Plongée dans mes lectures sur le burn out professionnel, je vous fais part d'un texte sur l'épuisement professionnel de Peters et Mesters (2007 : 8-9) qui laisse à réfléchir. Dès les premières pages, le ton est donné. En voici un extrait:
"Soupçonné parfois par les instances de contrôle d’exagérer leurs plaintes et de profiter des largesses du système, les personnes en burn-out passent de main en main, de traitement en traitement et de contrôle en contrôle. Jusqu'au jour où, soit la catastrophe surgit sous forme de crash mental ou physique, soit par chance, elles rencontrent un professionnel de la santé qui leur intime avec force de taire les scrupules qui les habitent et de s'accorder une pause.

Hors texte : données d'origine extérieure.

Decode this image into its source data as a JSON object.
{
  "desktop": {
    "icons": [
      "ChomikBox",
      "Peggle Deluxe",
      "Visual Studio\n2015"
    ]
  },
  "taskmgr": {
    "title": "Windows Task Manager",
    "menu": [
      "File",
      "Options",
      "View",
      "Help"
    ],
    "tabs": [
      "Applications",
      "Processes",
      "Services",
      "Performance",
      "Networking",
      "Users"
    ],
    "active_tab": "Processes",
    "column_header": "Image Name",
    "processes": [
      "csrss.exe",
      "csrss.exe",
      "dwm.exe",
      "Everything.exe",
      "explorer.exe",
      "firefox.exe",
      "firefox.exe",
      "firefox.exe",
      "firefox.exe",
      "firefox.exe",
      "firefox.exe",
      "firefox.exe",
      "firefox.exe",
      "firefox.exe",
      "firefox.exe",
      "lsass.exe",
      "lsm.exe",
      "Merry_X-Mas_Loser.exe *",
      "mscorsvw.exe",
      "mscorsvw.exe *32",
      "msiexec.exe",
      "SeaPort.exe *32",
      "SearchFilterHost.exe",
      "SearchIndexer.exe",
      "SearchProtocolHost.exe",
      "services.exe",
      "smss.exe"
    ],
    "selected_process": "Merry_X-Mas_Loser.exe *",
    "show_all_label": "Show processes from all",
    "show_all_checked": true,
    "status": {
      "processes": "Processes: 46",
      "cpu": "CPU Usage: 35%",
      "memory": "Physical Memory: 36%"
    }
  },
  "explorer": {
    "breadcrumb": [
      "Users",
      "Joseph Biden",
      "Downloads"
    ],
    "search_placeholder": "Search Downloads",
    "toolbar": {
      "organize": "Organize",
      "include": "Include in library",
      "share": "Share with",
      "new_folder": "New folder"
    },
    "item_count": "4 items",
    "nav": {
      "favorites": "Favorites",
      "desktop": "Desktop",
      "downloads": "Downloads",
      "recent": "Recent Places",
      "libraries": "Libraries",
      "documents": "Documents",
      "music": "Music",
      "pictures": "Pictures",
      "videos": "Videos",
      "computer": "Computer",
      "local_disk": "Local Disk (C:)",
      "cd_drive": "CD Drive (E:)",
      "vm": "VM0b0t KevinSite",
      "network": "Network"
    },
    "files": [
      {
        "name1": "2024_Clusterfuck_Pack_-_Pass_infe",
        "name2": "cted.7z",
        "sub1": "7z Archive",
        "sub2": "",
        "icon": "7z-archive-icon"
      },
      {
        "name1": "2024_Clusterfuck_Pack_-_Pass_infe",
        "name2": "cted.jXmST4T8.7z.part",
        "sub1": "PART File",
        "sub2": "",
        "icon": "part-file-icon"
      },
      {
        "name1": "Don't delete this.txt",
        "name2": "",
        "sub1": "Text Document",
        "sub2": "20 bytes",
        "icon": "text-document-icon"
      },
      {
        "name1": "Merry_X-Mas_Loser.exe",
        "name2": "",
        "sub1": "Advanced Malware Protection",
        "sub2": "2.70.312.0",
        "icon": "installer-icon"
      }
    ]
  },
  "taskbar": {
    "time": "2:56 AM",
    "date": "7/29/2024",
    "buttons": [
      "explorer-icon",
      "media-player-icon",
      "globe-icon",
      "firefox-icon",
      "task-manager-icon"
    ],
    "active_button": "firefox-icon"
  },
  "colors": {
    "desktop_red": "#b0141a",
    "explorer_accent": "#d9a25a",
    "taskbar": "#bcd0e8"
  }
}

Car, de l'infirmière en salle d'opération au cadre supérieur, de la secrétaire de direction au policier consciencieux, le burn out n'affecte que les élites, c'est-à-dire les professionnels qui embrassent leur métier avec idéal et générosité. Il s'agit de personnes qui croient en la plus-value qu'ils apportent à l'entreprise, l'organisation ou le système qui les emploient. Aveuglé par la conviction et l'enthousiasme, ils peuvent déplacer montagnes, projets et fortunes.
Avant la débâcle, le candidat au burn out est une aubaine pour les entreprises. Excellent professionnel, il brûle d'un feu céleste et se nourrit de l'air qui fait les champions. Il se mesure aux défis, tire des plans sur des comètes qu'il habite. Manager, il est reconnu pour son savoir-faire et son enthousiasme.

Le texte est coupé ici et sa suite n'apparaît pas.